Instant Analysis of Oral Arguments in Briscoe v. Virginia. What does Sotomayor’s Aggressive Questioning Portend?

January 11th, 2010

Today, SCOTUS heard arguments in Briscoe v. Virginia. Transcript available here.

This case may potentially reverse Melendez-Diaz. Everyone is focused on the vote of Justice Sotomayor, as Justice Souter cast the 5th vote to join Justice Scalia’s Motley Crew supporting his vision of the confrontation clause (Scalia, Thomas, Stevens, Souter, and Ginsburg) while Kennedy, joined by Roberts, Alito, and Breyer, dissented.

Anyway, of note, is that right out of the box, Justice Sotomayor asked the first several questions, specifically testing the outer-bounds of Melendez-Diaz.

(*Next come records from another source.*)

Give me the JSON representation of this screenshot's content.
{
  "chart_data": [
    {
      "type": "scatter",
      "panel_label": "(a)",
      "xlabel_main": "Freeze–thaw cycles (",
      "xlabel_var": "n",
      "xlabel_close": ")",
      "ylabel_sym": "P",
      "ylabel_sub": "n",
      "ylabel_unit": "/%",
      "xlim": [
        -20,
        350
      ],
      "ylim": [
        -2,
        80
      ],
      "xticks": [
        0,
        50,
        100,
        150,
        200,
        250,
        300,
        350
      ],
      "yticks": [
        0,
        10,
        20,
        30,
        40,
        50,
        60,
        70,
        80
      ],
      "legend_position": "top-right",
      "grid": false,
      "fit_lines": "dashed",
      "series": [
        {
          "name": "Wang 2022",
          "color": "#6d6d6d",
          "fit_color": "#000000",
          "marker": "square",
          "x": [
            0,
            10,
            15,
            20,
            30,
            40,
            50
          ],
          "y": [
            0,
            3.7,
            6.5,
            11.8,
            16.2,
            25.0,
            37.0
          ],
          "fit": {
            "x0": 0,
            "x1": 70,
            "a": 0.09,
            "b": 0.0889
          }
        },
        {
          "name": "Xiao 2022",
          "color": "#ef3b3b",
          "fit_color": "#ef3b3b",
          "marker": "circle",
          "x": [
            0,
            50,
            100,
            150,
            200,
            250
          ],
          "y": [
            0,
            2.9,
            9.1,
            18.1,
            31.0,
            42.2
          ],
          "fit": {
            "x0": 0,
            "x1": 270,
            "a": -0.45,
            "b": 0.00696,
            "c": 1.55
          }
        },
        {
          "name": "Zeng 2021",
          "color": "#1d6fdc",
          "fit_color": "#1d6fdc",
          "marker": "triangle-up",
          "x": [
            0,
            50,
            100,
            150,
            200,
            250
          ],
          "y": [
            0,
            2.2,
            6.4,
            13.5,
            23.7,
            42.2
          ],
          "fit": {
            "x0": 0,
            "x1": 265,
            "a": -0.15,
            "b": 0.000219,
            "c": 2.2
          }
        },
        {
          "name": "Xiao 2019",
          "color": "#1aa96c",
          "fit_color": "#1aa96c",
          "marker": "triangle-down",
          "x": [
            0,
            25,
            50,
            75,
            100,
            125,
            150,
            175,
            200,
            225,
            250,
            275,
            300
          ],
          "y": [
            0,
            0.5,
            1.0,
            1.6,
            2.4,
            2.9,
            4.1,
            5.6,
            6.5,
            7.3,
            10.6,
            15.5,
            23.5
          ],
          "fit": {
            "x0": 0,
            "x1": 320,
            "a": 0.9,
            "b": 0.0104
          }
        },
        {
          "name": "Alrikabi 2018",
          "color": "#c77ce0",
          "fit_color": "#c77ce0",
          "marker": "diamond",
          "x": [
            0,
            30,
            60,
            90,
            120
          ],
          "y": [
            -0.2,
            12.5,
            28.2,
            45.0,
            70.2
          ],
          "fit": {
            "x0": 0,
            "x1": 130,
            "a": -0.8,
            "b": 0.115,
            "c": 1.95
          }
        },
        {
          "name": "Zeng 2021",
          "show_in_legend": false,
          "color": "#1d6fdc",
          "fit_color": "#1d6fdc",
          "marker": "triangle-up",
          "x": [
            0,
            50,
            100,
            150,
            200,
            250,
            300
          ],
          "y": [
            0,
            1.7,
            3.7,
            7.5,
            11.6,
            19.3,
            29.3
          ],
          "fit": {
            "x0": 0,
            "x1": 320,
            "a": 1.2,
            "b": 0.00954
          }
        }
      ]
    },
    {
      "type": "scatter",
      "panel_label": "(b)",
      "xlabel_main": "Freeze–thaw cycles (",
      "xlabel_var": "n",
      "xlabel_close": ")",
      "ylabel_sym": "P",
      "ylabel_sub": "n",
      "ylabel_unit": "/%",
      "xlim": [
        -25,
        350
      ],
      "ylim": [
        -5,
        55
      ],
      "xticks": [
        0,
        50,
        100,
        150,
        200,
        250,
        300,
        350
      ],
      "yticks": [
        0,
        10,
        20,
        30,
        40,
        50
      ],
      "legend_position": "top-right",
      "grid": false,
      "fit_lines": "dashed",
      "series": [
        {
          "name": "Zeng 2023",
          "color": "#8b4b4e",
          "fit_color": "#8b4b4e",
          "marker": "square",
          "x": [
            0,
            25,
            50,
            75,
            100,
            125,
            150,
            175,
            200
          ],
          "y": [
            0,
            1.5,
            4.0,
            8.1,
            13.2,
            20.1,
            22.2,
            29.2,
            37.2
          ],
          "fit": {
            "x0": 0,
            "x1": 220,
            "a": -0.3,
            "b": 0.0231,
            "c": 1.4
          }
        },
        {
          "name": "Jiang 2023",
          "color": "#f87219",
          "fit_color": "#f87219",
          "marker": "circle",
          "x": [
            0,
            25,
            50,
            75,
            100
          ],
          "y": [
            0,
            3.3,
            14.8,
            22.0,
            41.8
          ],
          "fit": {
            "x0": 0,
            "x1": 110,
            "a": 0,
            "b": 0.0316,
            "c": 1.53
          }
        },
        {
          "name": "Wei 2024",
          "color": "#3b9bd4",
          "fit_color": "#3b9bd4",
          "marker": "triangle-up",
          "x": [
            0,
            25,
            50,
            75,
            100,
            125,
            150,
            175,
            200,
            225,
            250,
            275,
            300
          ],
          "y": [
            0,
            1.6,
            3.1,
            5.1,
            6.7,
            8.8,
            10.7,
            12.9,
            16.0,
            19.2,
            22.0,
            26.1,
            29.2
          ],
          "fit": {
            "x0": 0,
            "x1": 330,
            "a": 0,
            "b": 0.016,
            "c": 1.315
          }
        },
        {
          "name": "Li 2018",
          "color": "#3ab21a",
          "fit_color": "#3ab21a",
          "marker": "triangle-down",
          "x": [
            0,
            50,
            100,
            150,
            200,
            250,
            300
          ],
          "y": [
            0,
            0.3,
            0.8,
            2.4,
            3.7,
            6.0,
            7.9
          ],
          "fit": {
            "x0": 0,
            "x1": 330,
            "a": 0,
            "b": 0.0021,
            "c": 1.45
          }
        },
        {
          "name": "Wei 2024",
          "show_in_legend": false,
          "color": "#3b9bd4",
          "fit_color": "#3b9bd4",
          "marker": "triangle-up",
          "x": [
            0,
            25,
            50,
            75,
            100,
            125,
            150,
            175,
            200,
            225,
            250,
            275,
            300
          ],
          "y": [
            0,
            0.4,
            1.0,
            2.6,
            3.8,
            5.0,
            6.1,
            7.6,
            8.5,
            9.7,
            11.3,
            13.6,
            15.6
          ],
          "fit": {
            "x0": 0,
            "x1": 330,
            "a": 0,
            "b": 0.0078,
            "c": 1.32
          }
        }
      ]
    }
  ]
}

Mr. Friedman:  If the Court were to reverse Melendez-Diaz and hold that a State may impose on the defendant the burden of calling a prosecution witness to the stand, it would severely impair the confrontation right and threaten a fundamental transformation in the way Anglo-American trials have been conducted for hundreds of years.

JUSTICE SOTOMAYOR: The State court has interpreted their provision to give the defendant the choice of subpoenaing the witness or asking the State to bring in the witness. Why is that overruling Melendez-Diaz?

MR. FRIEDMAN: Your Honor, the — the State courts, since the time of this case, since the time that these cases were tried, raised the possibility of asking the — that the defendant could ask the witness to bring — that the defendant could ask the prosecution to bring in the witness. It doesn’t really change anything from a straight subpoena statute in any — in either event.

Sotomayor continued grilling Friedman until Justice Scalia, the author of Melendez-Diaz,  jumped in on page 7 of the transcript. As well, she hit the Respondent with the first several questions.

Sotomayor seemed most interested in the Constitutional implications of Melendez-Diaz, rather than the policy arguments, Kennedy focused on in his dissent in Melendez. Tough call which way this will turn out. It is possible she is questioning the validity of extending Scalia’s majority. It is also possible she doubts Scalia’s view, and is trying to poke holes. We shall see.